I feel so defeated- I started back on my Zoloft today. Granted, I am on half the dose I was, so I guess that makes me only 50% defeated? Maybe? Ok, we'll go with that.
Anyway, after months of praying and going back and forth with whether or not I should resume taking it, I finally broke down and called my midwife's office. I filled them in on how stressful the past months have been, that I have constant worry and anxiety and it's more than I can handle. After talking for some time, we decided on resuming, but at a 50 mg. dosage rather than the 100 mg. I expressed my worry about being on it too long because we do want more kids (at some point) and I don't want to be on it through my pregnancy (but I also don't want to go through all the withdraws and then get hit with pregnancy symptoms either).

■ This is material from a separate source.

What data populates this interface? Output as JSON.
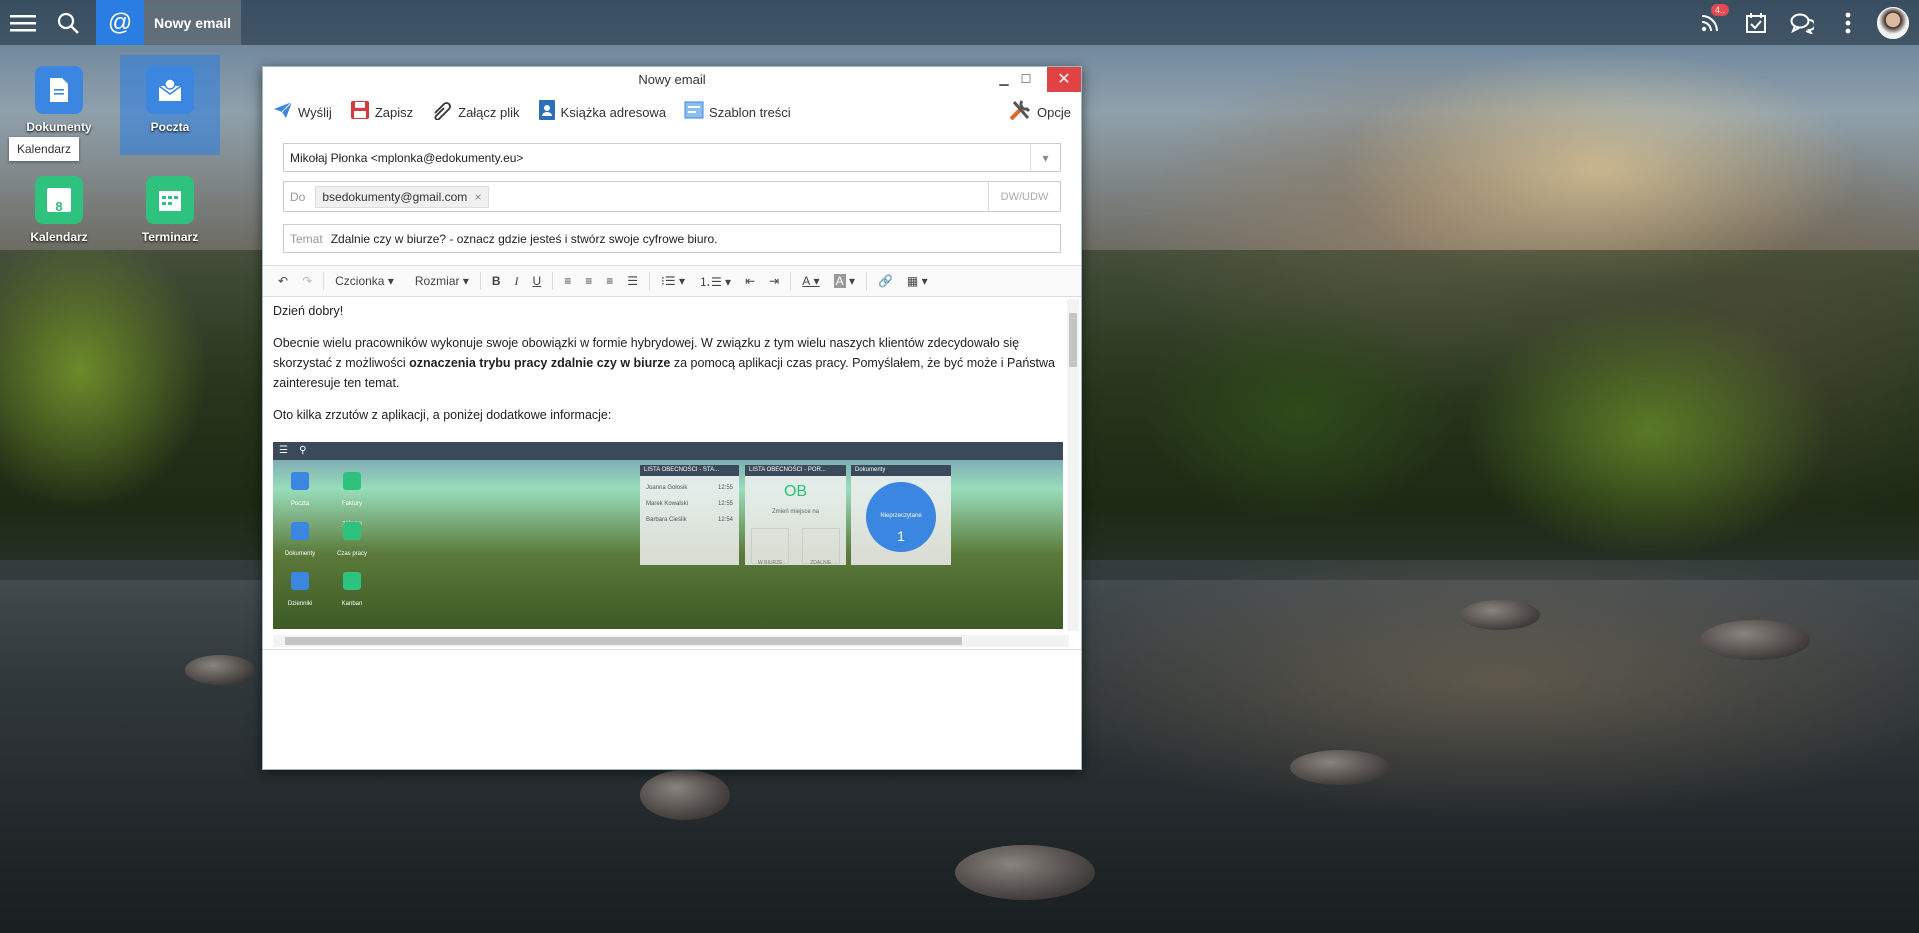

I hate being dependent on a drug. It's such a horrible feeling to think that you are having trouble handling this life for one reason or another, and you need to rely on a medication to help you through it. Then I started to think, "I'm a Christian, and my faith is stronger now that it's ever been...why do I feel such a gut-wrenching worry all the time? Is my faith not as strong as it should be?". I know that I cannot handle this life alone, which is why I walk with the Lord. If I walk with Him, why do I need this medicine to help me cope? Why is reading His word and praying not enough? These aren't rhetorical questions, so please feel free to shoot me your thoughts! I'd also appreciate your prayers as I try to find a nice balance. You guys rock!